Like some people you probably know…

Last week, Volusia County District Schools reached what I call the “Stupidity Singularity.” 

That point where the arrogance and ignorance of a cloistered bureaucracy exceeds all logic – and the self-serving administration abdicates responsibility and votes itself into obsolescence – eliminating the need for a superintendent, general counsel, senior administrators, or an elected oversight board, for that matter.   

Superintendent Carmen Balgobin

During the same meeting where Superintendent Carmen Balgobin overstepped her non-political administrative role by actively lobbying to suppress a ballot initiative that would have allowed Volusia County voters to decide whether to approve a small property tax increase to pay for teacher salary improvements, the School Board voted 4-1 to approve a $121,000 annual contract with a private firm to produce public policy, administrative guidelines, board bylaws, procedures, and forms.
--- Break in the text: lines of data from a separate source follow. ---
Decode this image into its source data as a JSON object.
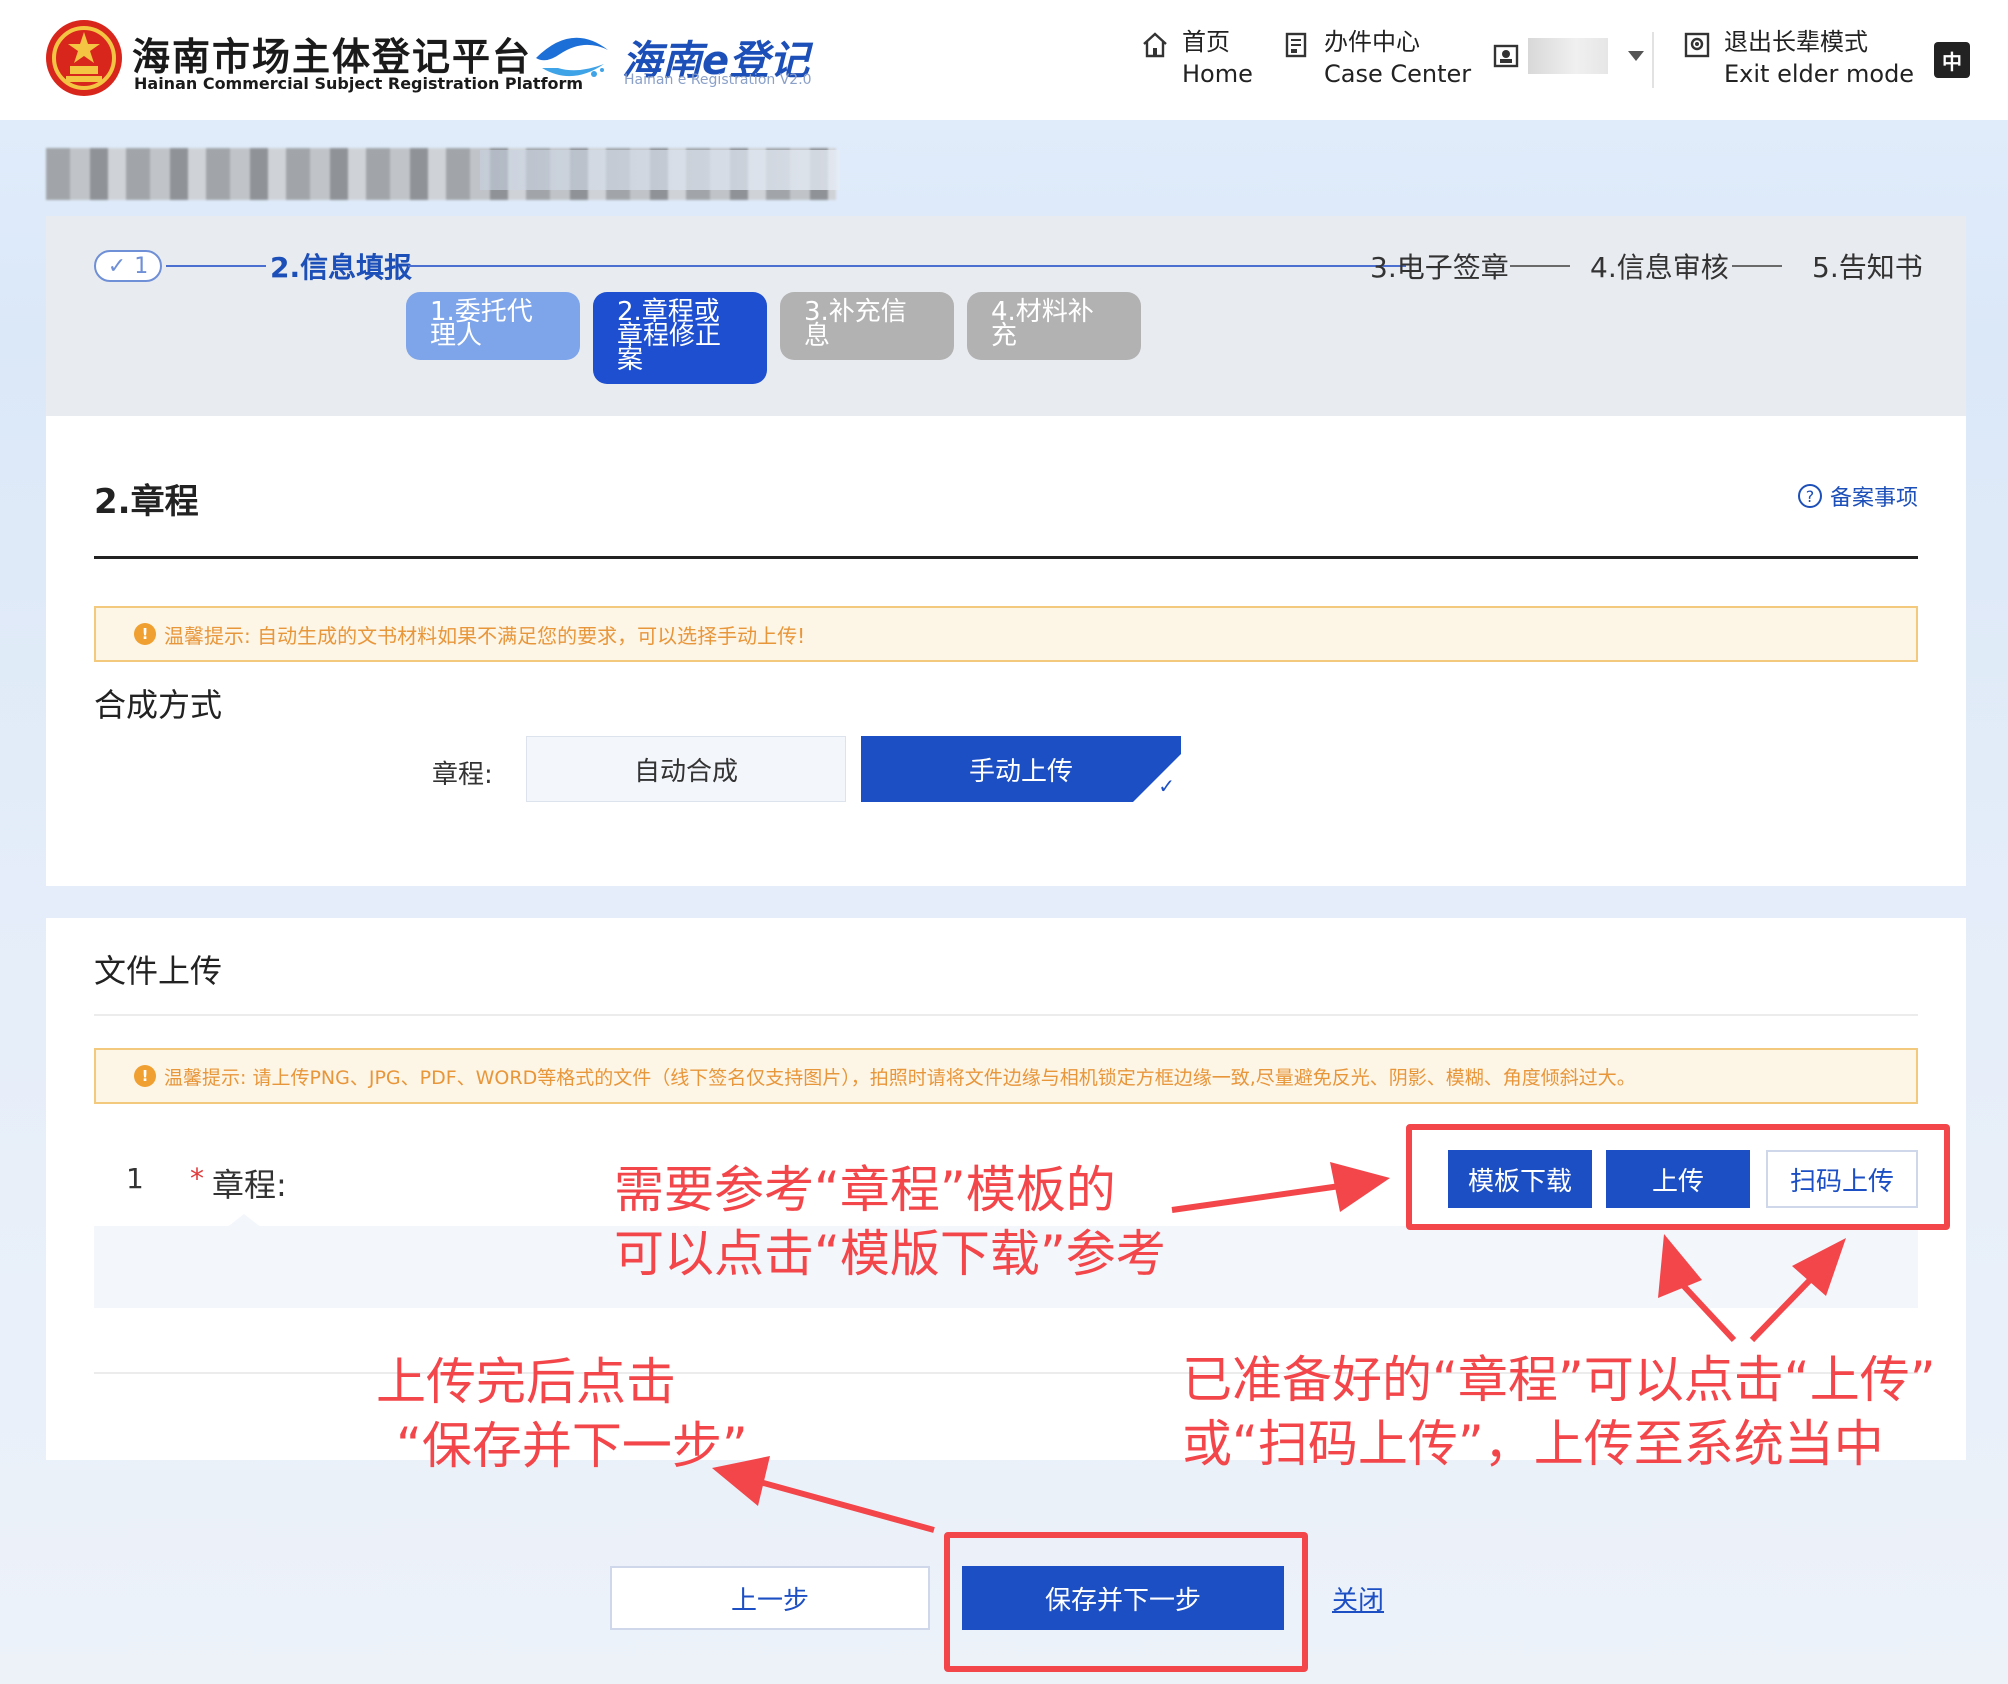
{
  "header": {
    "brand_cn": "海南市场主体登记平台",
    "brand_en": "Hainan Commercial Subject Registration Platform",
    "e_brand_cn": "海南e登记",
    "e_brand_en": "Hainan e Registration V2.0",
    "nav": [
      {
        "cn": "首页",
        "en": "Home",
        "icon": "home-icon"
      },
      {
        "cn": "办件中心",
        "en": "Case Center",
        "icon": "document-icon"
      },
      {
        "cn": "退出长辈模式",
        "en": "Exit elder mode",
        "icon": "elder-mode-icon"
      }
    ],
    "lang_icon_text": "中"
  },
  "steps": {
    "step1": "1",
    "step2": "2.信息填报",
    "step3": "3.电子签章",
    "step4": "4.信息审核",
    "step5": "5.告知书",
    "sub": [
      "1.委托代理人",
      "2.章程或章程修正案",
      "3.补充信息",
      "4.材料补充"
    ]
  },
  "card1": {
    "title": "2.章程",
    "help": "备案事项",
    "tip": "温馨提示: 自动生成的文书材料如果不满足您的要求，可以选择手动上传!",
    "section": "合成方式",
    "field_label": "章程:",
    "opt_auto": "自动合成",
    "opt_manual": "手动上传"
  },
  "card2": {
    "title": "文件上传",
    "tip": "温馨提示: 请上传PNG、JPG、PDF、WORD等格式的文件（线下签名仅支持图片），拍照时请将文件边缘与相机锁定方框边缘一致,尽量避免反光、阴影、模糊、角度倾斜过大。",
    "row_no": "1",
    "row_star": "*",
    "row_label": "章程:",
    "btn_template": "模板下载",
    "btn_upload": "上传",
    "btn_scan": "扫码上传"
  },
  "footer": {
    "prev": "上一步",
    "next": "保存并下一步",
    "close": "关闭"
  },
  "annotations": {
    "a1_line1": "需要参考“章程”模板的",
    "a1_line2": "可以点击“模版下载”参考",
    "a2_line1": "已准备好的“章程”可以点击“上传”",
    "a2_line2": "或“扫码上传”，上传至系统当中",
    "a3_line1": "上传完后点击",
    "a3_line2": "“保存并下一步”"
  },
  "colors": {
    "primary": "#1d4fc4",
    "annotation": "#f2464a",
    "tip_text": "#e8963a"
  }
}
You know, all the things we hired Superintendent Balgobin – and those overpaid denizens of the Ivory Tower of Power in DeLand – to accomplish when they’re not knitting together positive academic statistics, nominating each other for awards, and telling us how great they are… 
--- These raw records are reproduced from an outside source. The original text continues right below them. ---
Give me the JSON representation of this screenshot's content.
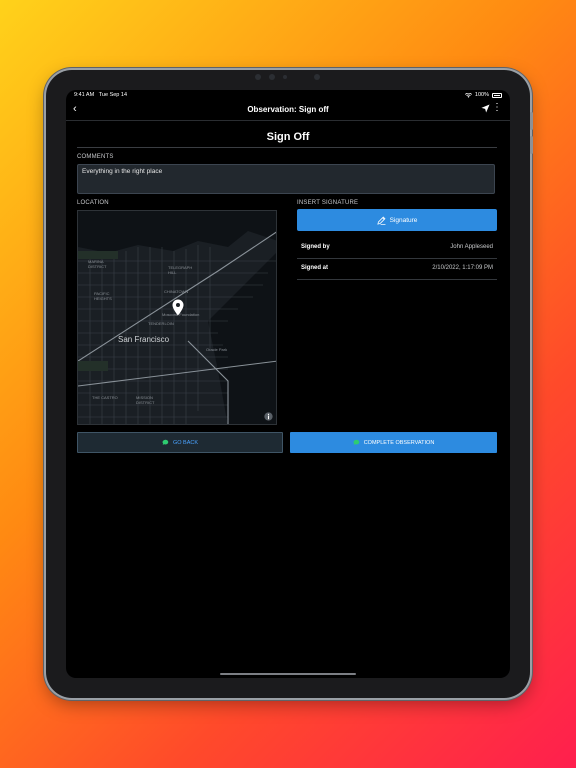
{
  "status_bar": {
    "time": "9:41 AM",
    "date": "Tue Sep 14",
    "battery": "100%"
  },
  "nav": {
    "title": "Observation: Sign off",
    "back_icon": "chevron-left-icon",
    "locate_icon": "location-arrow-icon",
    "more_icon": "more-vertical-icon"
  },
  "page": {
    "title": "Sign Off"
  },
  "comments": {
    "label": "COMMENTS",
    "value": "Everything in the right place"
  },
  "location": {
    "label": "LOCATION",
    "map_labels": {
      "marina": "MARINA\nDISTRICT",
      "telegraph": "TELEGRAPH\nHILL",
      "pacific": "PACIFIC\nHEIGHTS",
      "chinatown": "CHINATOWN",
      "city": "San Francisco",
      "tenderloin": "TENDERLOIN",
      "moscone": "Moscone Foundation",
      "oracle": "Oracle Park",
      "castro": "THE CASTRO",
      "mission": "MISSION\nDISTRICT"
    }
  },
  "signature": {
    "label": "INSERT SIGNATURE",
    "button_label": "Signature",
    "rows": [
      {
        "key": "Signed by",
        "value": "John Appleseed"
      },
      {
        "key": "Signed at",
        "value": "2/10/2022, 1:17:09 PM"
      }
    ]
  },
  "actions": {
    "back_label": "GO BACK",
    "complete_label": "COMPLETE OBSERVATION"
  },
  "colors": {
    "accent": "#2d8be0",
    "chat_icon": "#2ecc71",
    "background": "#000000"
  }
}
In my view, the reason we employ these highly compensated senior administrators – some 38 Chiefs, Executive Directors, Directors, Coordinators, and Administrators by my count – is to use their institutional knowledge, professional skills, stakeholder relationships, and local insight to craft unique policies and procedures that best serve Volusia County students and staff.

That is literally why their positions exist within that thick rind of fat sitting atop the district’s bloated bureaucracy in DeLand.  
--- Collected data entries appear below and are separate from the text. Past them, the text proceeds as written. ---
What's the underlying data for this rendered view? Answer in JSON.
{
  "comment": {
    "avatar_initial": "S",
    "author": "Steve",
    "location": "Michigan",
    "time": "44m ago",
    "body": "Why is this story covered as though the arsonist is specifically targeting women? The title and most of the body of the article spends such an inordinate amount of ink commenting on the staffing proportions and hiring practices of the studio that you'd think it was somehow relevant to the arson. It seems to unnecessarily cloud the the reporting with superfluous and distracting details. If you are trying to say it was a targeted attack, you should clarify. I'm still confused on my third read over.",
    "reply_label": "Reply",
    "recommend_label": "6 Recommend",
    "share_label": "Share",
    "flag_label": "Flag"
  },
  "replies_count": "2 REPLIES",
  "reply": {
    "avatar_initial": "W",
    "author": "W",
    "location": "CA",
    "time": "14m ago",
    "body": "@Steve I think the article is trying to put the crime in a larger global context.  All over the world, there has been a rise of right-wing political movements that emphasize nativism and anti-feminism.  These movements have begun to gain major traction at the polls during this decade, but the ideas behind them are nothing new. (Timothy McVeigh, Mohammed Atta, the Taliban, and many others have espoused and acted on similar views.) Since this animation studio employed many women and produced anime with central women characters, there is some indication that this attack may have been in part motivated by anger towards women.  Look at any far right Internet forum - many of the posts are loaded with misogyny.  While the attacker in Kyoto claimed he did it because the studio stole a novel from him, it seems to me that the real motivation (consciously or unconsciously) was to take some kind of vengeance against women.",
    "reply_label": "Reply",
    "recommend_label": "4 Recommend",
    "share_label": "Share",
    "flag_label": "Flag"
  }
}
Instead, the horribly conflicted District/School Board General Counsel Dr. Gilbert Evans will apparently sit around, polishing a wingback chair with his backside, while an Ohio-based contractor sends him boilerplate templates (formulaic pap in place of his own intellectual product) – canned policies and one-size-fits-all administrative guidelines the Volusia County School Board will later rubber stamp on a 4-1 vote.

I’m not an attorney, just another rube wandering the wilderness, but while breezing over the contract, I found it interesting that the company included a caveat making it clear they have “…no obligation to verify or approve the accuracy, validity, or completeness of the District-Specific Materials.”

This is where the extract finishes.